A subset of NumPy dtypes are supported. Type promotion follows NumPy
semantics.
```python
print(tnp.ones([1, 2], dtype=tnp.int16) + tnp.ones([2, 1], dtype=tnp.uint8))
```
## Array Interface
The `ndarray` class implements the `__array__` interface. This should allow
these objects to be passed into contexts that expect a NumPy or array-like
object (e.g. matplotlib).
```python
np.sum(tnp.ones([1, 2]) + np.ones([2, 1]))
```
## TF Interoperability
The TF-NumPy API calls can be interleaved with TensorFlow calls
without incurring Tensor data copies. This is true even if the `ndarray` or
`tf.Tensor` is placed on a non-CPU device.

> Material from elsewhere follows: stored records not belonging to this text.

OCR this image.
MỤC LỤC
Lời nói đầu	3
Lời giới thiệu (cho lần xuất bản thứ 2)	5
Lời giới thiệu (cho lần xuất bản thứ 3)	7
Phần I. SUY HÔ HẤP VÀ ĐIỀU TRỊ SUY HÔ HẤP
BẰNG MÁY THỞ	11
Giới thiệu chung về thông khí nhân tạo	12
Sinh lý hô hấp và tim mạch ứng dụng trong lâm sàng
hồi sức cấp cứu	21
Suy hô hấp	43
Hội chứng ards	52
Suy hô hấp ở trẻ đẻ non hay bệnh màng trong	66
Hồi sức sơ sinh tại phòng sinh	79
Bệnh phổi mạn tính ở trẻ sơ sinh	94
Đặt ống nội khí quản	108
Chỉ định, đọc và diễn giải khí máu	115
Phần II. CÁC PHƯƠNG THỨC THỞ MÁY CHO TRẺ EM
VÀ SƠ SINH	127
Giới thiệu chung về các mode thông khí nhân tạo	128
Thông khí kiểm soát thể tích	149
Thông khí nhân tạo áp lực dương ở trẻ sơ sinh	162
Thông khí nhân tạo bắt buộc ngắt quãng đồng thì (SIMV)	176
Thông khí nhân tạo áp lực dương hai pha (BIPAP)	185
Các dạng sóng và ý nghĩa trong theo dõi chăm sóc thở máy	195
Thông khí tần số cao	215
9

In general, the expected behavior should be on par with that of code involving
`tf.Tensor` and running stateless TensorFlow functions on them.
```python
tnp.sum(tnp.ones([1, 2]) + tf.ones([2, 1]))
```
Note that the `__array_priority__` is currently chosen to be lower than
`tf.Tensor`. Hence the `+` operator above returns a `tf.Tensor`.
Additional examples of interopability include:
* using `with tf.GradientTape()` scope to compute gradients through the
TF-NumPy API calls.
* using `tf.distribution.Strategy` scope for distributed execution
* using `tf.vectorized_map()` for speeding up code using auto-vectorization
## Device Support
Given that `ndarray` and functions wrap TensorFlow constructs, the code will
have GPU and TPU support on par with TensorFlow. Device placement can be
controlled by using `with tf.device` scopes. Note that these devices could
be local or remote.
```python
with tf.device("GPU:0"):
x = tnp.ones([1, 2])
print(tf.convert_to_tensor(x).device)
```
## Graph and Eager Modes
Eager mode execution should typically match NumPy semantics of executing
op-by-op. However the same code can be executed in graph mode, by putting it
inside a `tf.function`. The function body can contain NumPy code, and the inputs
can be `ndarray` as well.
```python
@tf.function
def f(x, y):
return tnp.sum(x + y)
f(tnp.ones([1, 2]), tf.ones([2, 1]))
```
Python control flow based on `ndarray` values will be translated by
[autograph](https://www.tensorflow.org/code/tensorflow/python/autograph/g3doc/reference/index.md)
into `tf.cond` and `tf.while_loop` constructs. The code can be XLA compiled
for further optimizations.
However, note that graph mode execution can change behavior of certain
operations since symbolic execution may not have information that is computed
during runtime. Some differences are:
* Shapes can be incomplete or unknown in graph mode. This means that
`ndarray.shape`, `ndarray.size` and `ndarray.ndim` can return `ndarray`
objects instead of returning integer (or tuple of integer) values.
* `__len__`, `__iter__` and `__index__` properties of `ndarray`
may similarly not be supported in graph mode. Code using these
may need to change to explicit shape operations or control flow
constructs.
* Also note the [autograph limitations](
https://www.tensorflow.org/code/tensorflow/python/autograph/g3doc/reference/limitations.md).
## Mutation and Variables
`ndarrays` currently wrap immutable `tf.Tensor`. Hence mutation
operations like slice assigns are not supported. This may change in the future.
Note however that one can directly construct a `tf.Variable` and use that with
the TF-NumPy APIs.
```python
tf_var = tf.Variable(2.0)
tf_var.assign_add(tnp.square(tf_var))
```
## Differences with NumPy
Here is a non-exhaustive list of differences:
* Not all dtypes are currently supported. e.g. `np.float96`, `np.float128`.
`np.object`, `np.str`, `np.recarray` types are not supported.
* `ndarray` storage is in C order only. Fortran order, views, `stride_tricks`
are not supported.
* Only a subset of functions and modules are supported. This set will be
expanded over time. For supported functions, some arguments or argument
values may not be supported. This differences are generally provide in the
function comments. Full `ufunc` support is also not provided.
* Buffer mutation is currently not supported. `ndarrays` wrap immutable
tensors. This means that output buffer arguments (e..g `out` in ufuncs) are
not supported
* NumPy C API is not supported. NumPy's Cython and Swig integration are not
supported.
"""
# TODO(wangpeng): Append `np_export`ed symbols to the comments above.